On March 11, for instance, the NYCLU said in a letter to Mayor Michael Bloomberg and Police Commissioner Ray Kelly that the NYPD's posture "can change the entire tenor of an event.
"If the department chooses to highlight potential disorder and conflict with police officers, law-abiding organizations are intimidated and many people of good will become fearful of attending the event," the group wrote. "Moreover, hostile statements from high-level officials about an event convey to officers who actually police the event an attitude that produces excessive and unnecessary conflict."
But the NYPD thought otherwise. It worried there could be "arrests in excess of 5,000 prisoners" during the convention, according to documents, with a number of facilities, including Downing Stadium on Randalls Island and Murry Bergtraum Field on South Street being considered to process those arrested.
On Aug. 31, the third full day of protests, the predicted became the reality, with more than 1,000 people arrested, mostly in Union Square and on Fulton Street.
Kelly that day said the efforts of officers helped thwart a number of "anti-RNC activities."
Protesters, meanwhile, said police lost control, using orange netting to scoop up people just passing by, and, in the case of mass arrests on Fulton Street, arresting 200 demonstrators who had been led to believe by police that they were not breaking the law.
"The NYPD's predictions of violence and mass arrests poisoned the atmosphere surrounding the convention protests," Chris Dunn, the NYCLU's associate legal director, said a few days ago. "And while those protests in fact were overwhelmingly lawful and peaceful, the prediction of mass arrests turned into a self-fulfilling prophecy, with the department unlawfully arresting hundreds of people."

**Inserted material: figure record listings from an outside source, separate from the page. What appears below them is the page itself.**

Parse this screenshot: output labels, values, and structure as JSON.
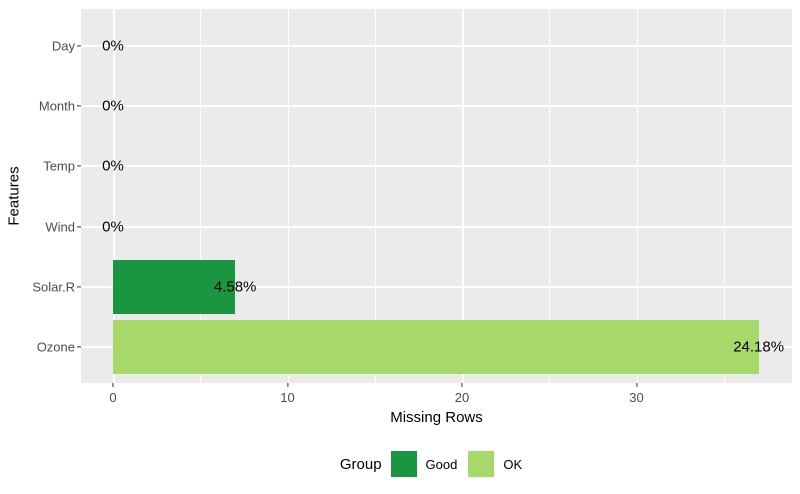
{
  "chart_data": {
    "type": "bar",
    "orientation": "horizontal",
    "title": "",
    "xlabel": "Missing Rows",
    "ylabel": "Features",
    "categories": [
      "Day",
      "Month",
      "Temp",
      "Wind",
      "Solar.R",
      "Ozone"
    ],
    "series": [
      {
        "name": "Missing Rows",
        "values": [
          0,
          0,
          0,
          0,
          7,
          37
        ],
        "pct_labels": [
          "0%",
          "0%",
          "0%",
          "0%",
          "4.58%",
          "24.18%"
        ],
        "groups": [
          "Good",
          "Good",
          "Good",
          "Good",
          "Good",
          "OK"
        ]
      }
    ],
    "x_ticks": [
      0,
      10,
      20,
      30
    ],
    "x_minor_ticks": [
      5,
      15,
      25,
      35
    ],
    "xlim": [
      -1.85,
      38.85
    ],
    "grid": true,
    "panel_background": "#EBEBEB",
    "gridline_color": "#FFFFFF",
    "group_colors": {
      "Good": "#1a9641",
      "OK": "#a6d96a"
    },
    "legend": {
      "title": "Group",
      "position": "bottom",
      "entries": [
        {
          "label": "Good",
          "color": "#1a9641"
        },
        {
          "label": "OK",
          "color": "#a6d96a"
        }
      ]
    }
  }
}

ShapeShifter was not one of them. He took part in the RNC protests but avoided any legal trouble. He was unaware that his speech had prompted such concern, though he suspected as much when he looked out at the audience in the Hotel Pennsylvania and quickly made those who didn't fit in.
"I could easily pick out the undercover police officers in the room," he says. "They were so obvious.
"They were wearing Grateful Dead shirts."